Ahlul Bait adalah orang-orang yang sah pertalian nasabnya sampai kepada Hasyim bin Abdi Manaf (Bani Hasyim) baik dari kalangan laki-laki (yang sering disebut dengan syarif) atau wanita (yang sering disebut syarifah), yang beriman kepada Rasul shallallahu ‘alaihi wa sallam dan meninggal dunia dalam keadaan beriman. Diantara Ahlul Bait Rasulullah shallallahu ‘alaihi wa sallam adalah:
1. Para istri Rasul, berdasarkan konteks surat Al-Ahzab:33
2. Putra-putri Rasulullah (tidak dikhususkan pada Fathimah saja)
3. Abbas bin Abdul Muththalib dan keturunannya
4. Al-Harits bin Abdul Muththalib dan keturunannya
5. Ali bin Abi Thalib dan keturunannya (tidak dikhususkan pada Al-Hasan dan Al-Husain saja)

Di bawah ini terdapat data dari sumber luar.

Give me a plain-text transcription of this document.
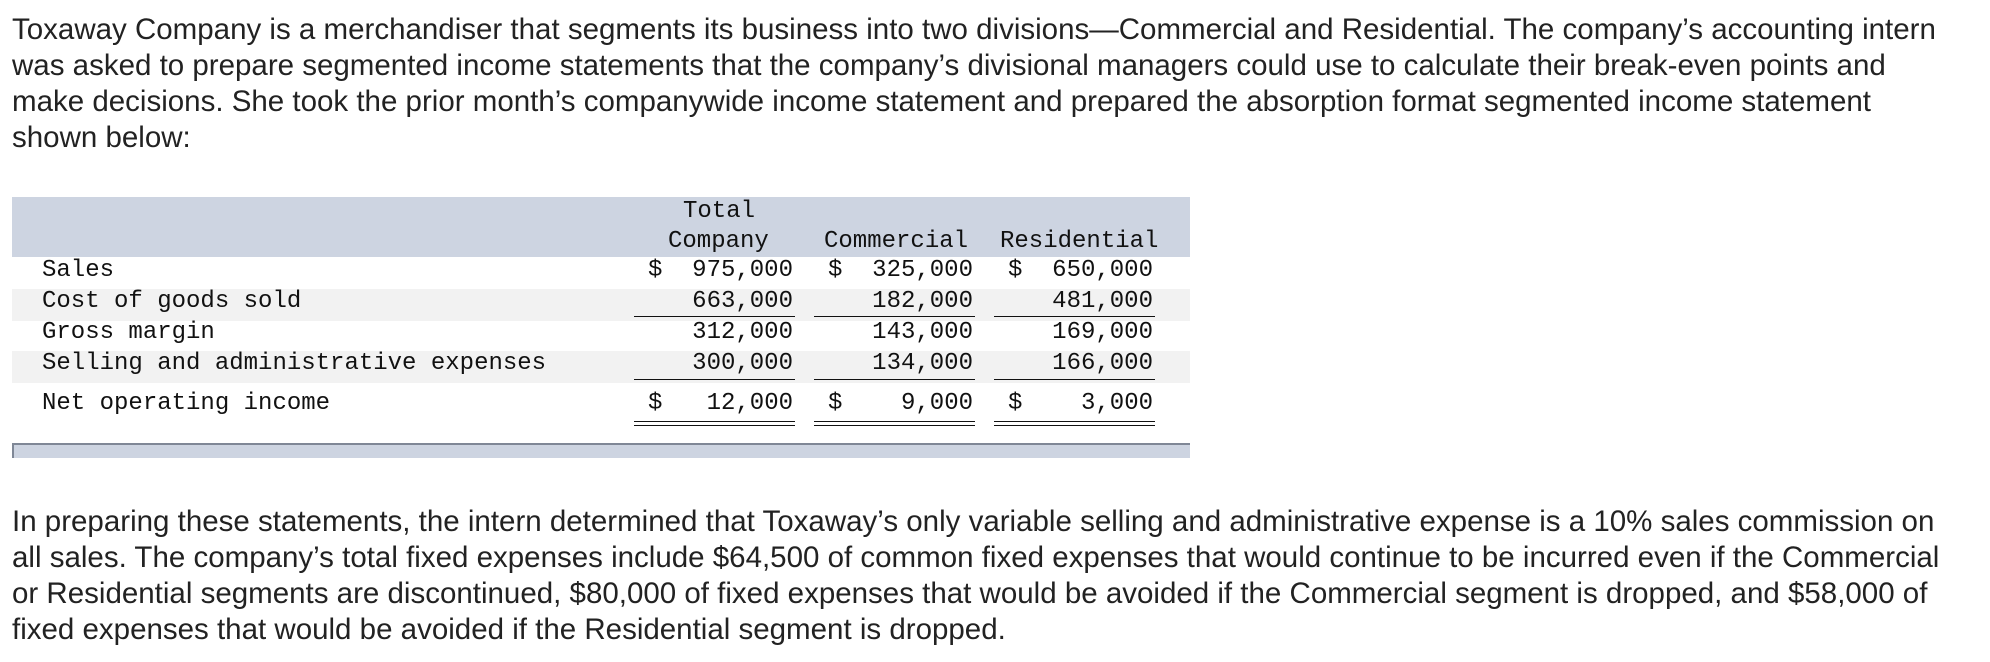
Toxaway Company is a merchandiser that segments its business into two divisions—Commercial and Residential. The company’s accounting intern was asked to prepare segmented income statements that the company’s divisional managers could use to calculate their break-even points and make decisions. She took the prior month’s companywide income statement and prepared the absorption format segmented income statement shown below:

Total
Company Commercial Residential
Sales	$ 975,000 $ 325,000 $ 650,000
Cost of goods sold	663,000	182,000	481,000
Gross margin	312,000	143,000	169,000
Selling and administrative expenses	300,000	134,000	166,000
Net operating income	$ 12,000 $ 9,000 $ 3,000

In preparing these statements, the intern determined that Toxaway’s only variable selling and administrative expense is a 10% sales commission on all sales. The company’s total fixed expenses include $64,500 of common fixed expenses that would continue to be incurred even if the Commercial or Residential segments are discontinued, $80,000 of fixed expenses that would be avoided if the Commercial segment is dropped, and $58,000 of fixed expenses that would be avoided if the Residential segment is dropped.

6. Ja’far bin Abi Thalib dan keturunannya
7. Aqil bin Abi Thalib dan keturunannya
(Untuk lebih rincinya, silahkan lihat kitab “Syi’ah dan Ahlul Bait” dan “Minhajus Sunnah An-Nabawiyyah”)
Kedudukan Ahlul Bait
Kedudukan Ahlul Bait di sisi Allah dan Rasul-Nya amat mulia. Diantara kemuliaan itu adalah:
1. Allah bersihkan Ahlul Bait dari kejelekan. Dia shallallahu ‘alaihi wa sallam berfirman yang artinya:
“Hanyalah Allah menginginkan untuk membersihkan kalian (wahai) Ahlul Bait dari kejelekan dan benar-benar menginginkan untuk mensucikan kalian.” (Al-Ahzab:33)
2. Perintah Rasul shallallahu ‘alaihi wa sallam untuk berpegang dengan bimbingan mereka. Beliau bersabda:
يَا أَيُّهَا النَّاسُ إِنِّي تَرَكْتُ فِيْكُمْ مَا إِنْ أَخَذْتُمْ بِهِ لَنْ تَضِلُّوْا: كِتَابَ اللهِ وَعِتْرَتِي أَهْلَ بَيْتِيْ
“Wahai manusia sesungguhnya aku telah meninggalkan sesuatu kepada kalian yang apabila kalian berpegang teguh dengannya, maka kalian tidak akan tersesat: Kitabullah dan Ahlul Bait-ku.” (HR. At-Tirmidzi dengan sanad shahih)
Oleh karena itu tidaklah ragu lagi, bahwa Ahlul Bait memiliki kedudukan yang sangat istimewa di sisi Allah dan Rasul-Nya. Syaikhul Islam Ibnu Taimiyyah rahimahullah berkata: “Dan tidak ragu lagi bahwa mencintai Ahlul Bait adalah wajib.” Al-Qadhi ‘Iyadh rahimahullah berkata: “Dan termasuk memuliakan Nabi shallallahu ‘alaihi wa sallam adalah berbuat baik kepada keluarga dan keturunan beliau.”
Para sahabat adalah orang-orang yang sangat memuliakan Ahlul Bait baik dari kalangan para sahabat sendiri maupun para tabi’in.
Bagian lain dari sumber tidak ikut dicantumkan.